I tell her how beautiful the fabric is in the bathroom and that I have never seen such a beautiful window treatment in a bathroom. She smiles, “yea, yea, it is stunning, raw silk. I originally wanted to do a simple shade from Home Depot but my decorator told me that she will not work with anyone who buys from Home Depot, that her houses must represent the finest. So, that is what we got.” I smile. I am embarrassed for her and thinking of the paper shades we bought at our hardware store. Her decorator would be mortified that she has even invited me to her party. I wish I was invisible, I feel invisible.
I wander back to the kitchen and see that the space is empty. A woman I had not seen before is cleaning up. I begin to help. “No, no,” she says, “go join your friends, this is my job.” They are not my friends, I think to myself. I wonder how this woman views us, the birthday party guests. I watch her go into the family room, where everyone is around the television, and ask the hostess what to do with the left over sushi. I see that the platter from which I took my sushi is still half full and there is another platter covered with Saran Wrap, untouched. “Throw it out” says the hostess. “You cannot eat sushi the next day.” The woman in the kitchen comes back and dumps all of the sushi in the garbage. Orange, red, white fall over each other. I feel physically ill. My husband would have loved some, I would have taken some for lunch tomorrow. There is a homeless shelter downtown. Would this woman have wanted to take some home?

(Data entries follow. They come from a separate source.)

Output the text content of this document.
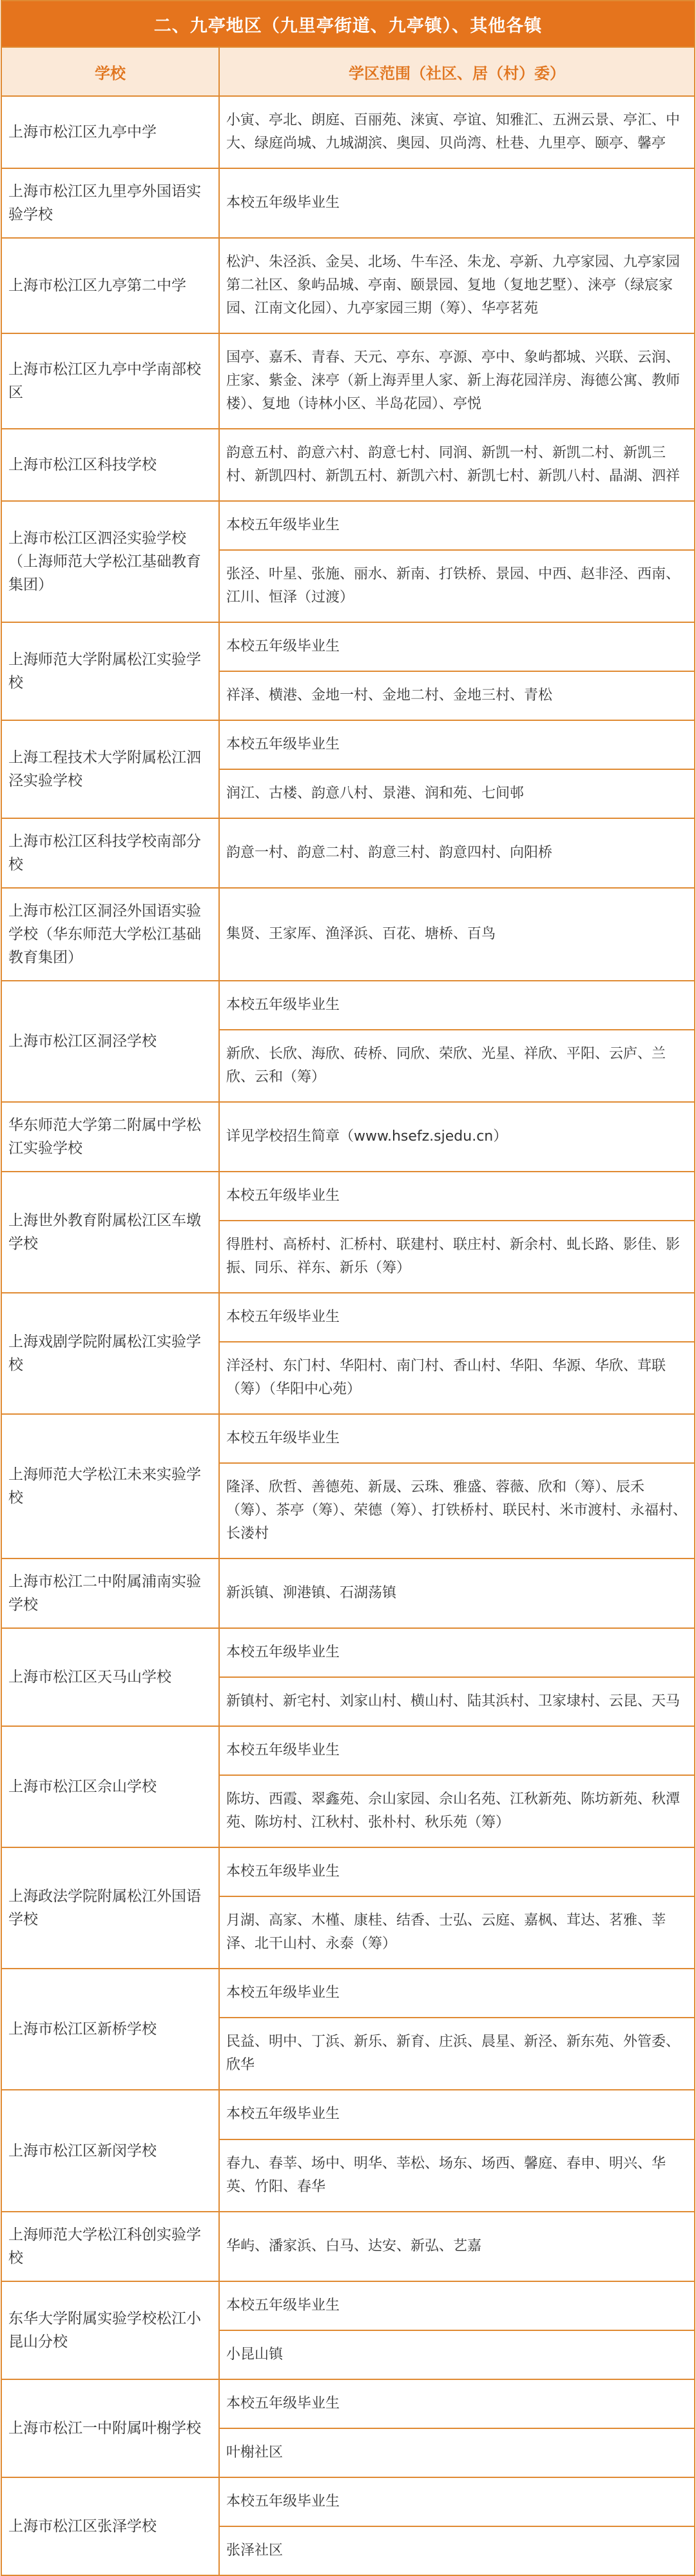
二、九亭地区（九里亭街道、九亭镇）、其他各镇	
学校	学区范围（社区、居（村）委）
上海市松江区九亭中学	小寅、亭北、朗庭、百丽苑、涞寅、亭谊、知雅汇、五洲云景、亭汇、中大、绿庭尚城、九城湖滨、奥园、贝尚湾、杜巷、九里亭、颐亭、馨亭
上海市松江区九里亭外国语实验学校	本校五年级毕业生
上海市松江区九亭第二中学	松沪、朱泾浜、金吴、北场、牛车泾、朱龙、亭新、九亭家园、九亭家园第二社区、象屿品城、亭南、颐景园、复地（复地艺墅）、涞亭（绿宸家园、江南文化园）、九亭家园三期（筹）、华亭茗苑
上海市松江区九亭中学南部校区	国亭、嘉禾、青春、天元、亭东、亭源、亭中、象屿都城、兴联、云润、庄家、紫金、涞亭（新上海弄里人家、新上海花园洋房、海德公寓、教师楼）、复地（诗林小区、半岛花园）、亭悦
上海市松江区科技学校	韵意五村、韵意六村、韵意七村、同润、新凯一村、新凯二村、新凯三村、新凯四村、新凯五村、新凯六村、新凯七村、新凯八村、晶湖、泗祥
上海市松江区泗泾实验学校（上海师范大学松江基础教育集团）	本校五年级毕业生
	张泾、叶星、张施、丽水、新南、打铁桥、景园、中西、赵非泾、西南、江川、恒泽（过渡）
上海师范大学附属松江实验学校	本校五年级毕业生
	祥泽、横港、金地一村、金地二村、金地三村、青松
上海工程技术大学附属松江泗泾实验学校	本校五年级毕业生
	润江、古楼、韵意八村、景港、润和苑、七间邨
上海市松江区科技学校南部分校	韵意一村、韵意二村、韵意三村、韵意四村、向阳桥
上海市松江区洞泾外国语实验学校（华东师范大学松江基础教育集团）	集贤、王家厍、渔泽浜、百花、塘桥、百鸟
上海市松江区洞泾学校	本校五年级毕业生
	新欣、长欣、海欣、砖桥、同欣、荣欣、光星、祥欣、平阳、云庐、兰欣、云和（筹）
华东师范大学第二附属中学松江实验学校	详见学校招生简章（www.hsefz.sjedu.cn）
上海世外教育附属松江区车墩学校	本校五年级毕业生
	得胜村、高桥村、汇桥村、联建村、联庄村、新余村、虬长路、影佳、影振、同乐、祥东、新乐（筹）
上海戏剧学院附属松江实验学校	本校五年级毕业生
	洋泾村、东门村、华阳村、南门村、香山村、华阳、华源、华欣、茸联（筹）（华阳中心苑）
上海师范大学松江未来实验学校	本校五年级毕业生
	隆泽、欣哲、善德苑、新晟、云珠、雅盛、蓉薇、欣和（筹）、辰禾（筹）、茶亭（筹）、荣德（筹）、打铁桥村、联民村、米市渡村、永福村、长溇村
上海市松江二中附属浦南实验学校	新浜镇、泖港镇、石湖荡镇
上海市松江区天马山学校	本校五年级毕业生
	新镇村、新宅村、刘家山村、横山村、陆其浜村、卫家埭村、云昆、天马
上海市松江区佘山学校	本校五年级毕业生
	陈坊、西霞、翠鑫苑、佘山家园、佘山名苑、江秋新苑、陈坊新苑、秋潭苑、陈坊村、江秋村、张朴村、秋乐苑（筹）
上海政法学院附属松江外国语学校	本校五年级毕业生
	月湖、高家、木槿、康桂、结香、士弘、云庭、嘉枫、茸达、茗雅、莘泽、北干山村、永泰（筹）
上海市松江区新桥学校	本校五年级毕业生
	民益、明中、丁浜、新乐、新育、庄浜、晨星、新泾、新东苑、外管委、欣华
上海市松江区新闵学校	本校五年级毕业生
	春九、春莘、场中、明华、莘松、场东、场西、馨庭、春申、明兴、华英、竹阳、春华
上海师范大学松江科创实验学校	华屿、潘家浜、白马、达安、新弘、艺嘉
东华大学附属实验学校松江小昆山分校	本校五年级毕业生
	小昆山镇
上海市松江一中附属叶榭学校	本校五年级毕业生
	叶榭社区
上海市松江区张泽学校	本校五年级毕业生
	张泽社区
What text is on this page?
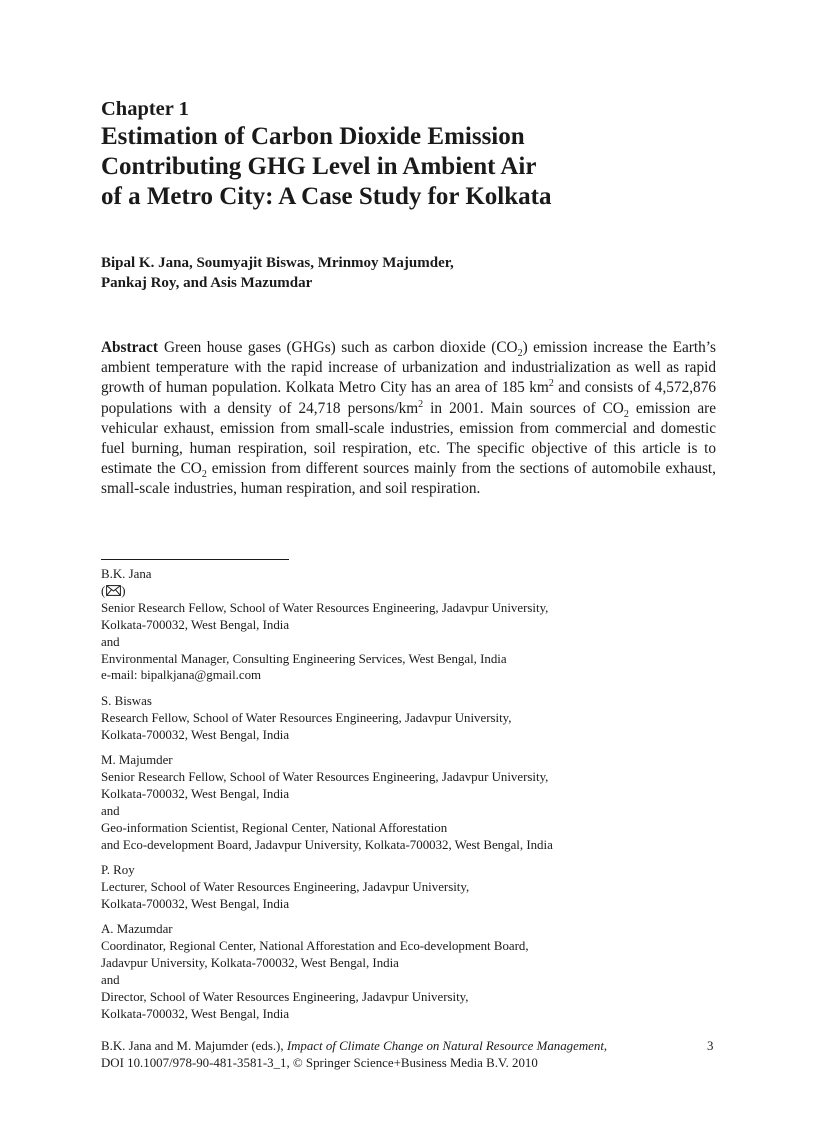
Chapter 1
Estimation of Carbon Dioxide Emission
Contributing GHG Level in Ambient Air
of a Metro City: A Case Study for Kolkata
Bipal K. Jana, Soumyajit Biswas, Mrinmoy Majumder,
Pankaj Roy, and Asis Mazumdar
Abstract Green house gases (GHGs) such as carbon dioxide $(CO_2)$ emission increase the Earth’s ambient temperature with the rapid increase of urbanization and industrialization as well as rapid growth of human population. Kolkata Metro City has an area of 185 $km^2$ and consists of 4,572,876 populations with a density of 24,718 persons/$km^2$ in 2001. Main sources of $CO_2$ emission are vehicular exhaust, emission from small-scale industries, emission from commercial and domestic fuel burning, human respiration, soil respiration, etc. The specific objective of this article is to estimate the $CO_2$ emission from different sources mainly from the sections of automobile exhaust, small-scale industries, human respiration, and soil respiration.
B.K. Jana
( )
Senior Research Fellow, School of Water Resources Engineering, Jadavpur University,
Kolkata-700032, West Bengal, India
and
Environmental Manager, Consulting Engineering Services, West Bengal, India
e-mail: bipalkjana@gmail.com
S. Biswas
Research Fellow, School of Water Resources Engineering, Jadavpur University,
Kolkata-700032, West Bengal, India
M. Majumder
Senior Research Fellow, School of Water Resources Engineering, Jadavpur University,
Kolkata-700032, West Bengal, India
and
Geo-information Scientist, Regional Center, National Afforestation
and Eco-development Board, Jadavpur University, Kolkata-700032, West Bengal, India
P. Roy
Lecturer, School of Water Resources Engineering, Jadavpur University,
Kolkata-700032, West Bengal, India
A. Mazumdar
Coordinator, Regional Center, National Afforestation and Eco-development Board,
Jadavpur University, Kolkata-700032, West Bengal, India
and
Director, School of Water Resources Engineering, Jadavpur University,
Kolkata-700032, West Bengal, India
B.K. Jana and M. Majumder (eds.), Impact of Climate Change on Natural Resource Management,
DOI 10.1007/978-90-481-3581-3_1, © Springer Science+Business Media B.V. 2010
3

My eyes begin to search the room for someplace to go, to rest, to feel safe. They fall upon the corner where varied colored leathers fill the space. The purses or pocketbooks, I have been told is the word that is used here in the northeast. The colors are like a painting, but some of the imaginery canvas is interrupted by words like Prada, Balenciaga, Gucci, and the letters D and G. I have no idea what D and G is or stands for. Are those the owner’s initials? I see my pleather bag tucked on top. I was so thrilled when the guy on 51st and 5th let me have it for $25, instead of $30. “Special for you”, he said, and I did feel special, for a second, even though I know that the same bag yesterday was $20 and he was letting people have it for $15. My bag stands out from the others. The old Sesame street song plays in my head, “one of these things just doesn’t belong here, one of these things just isn’t the same.” Through my eyes, I see it is my bag, in my heart, I know it is me.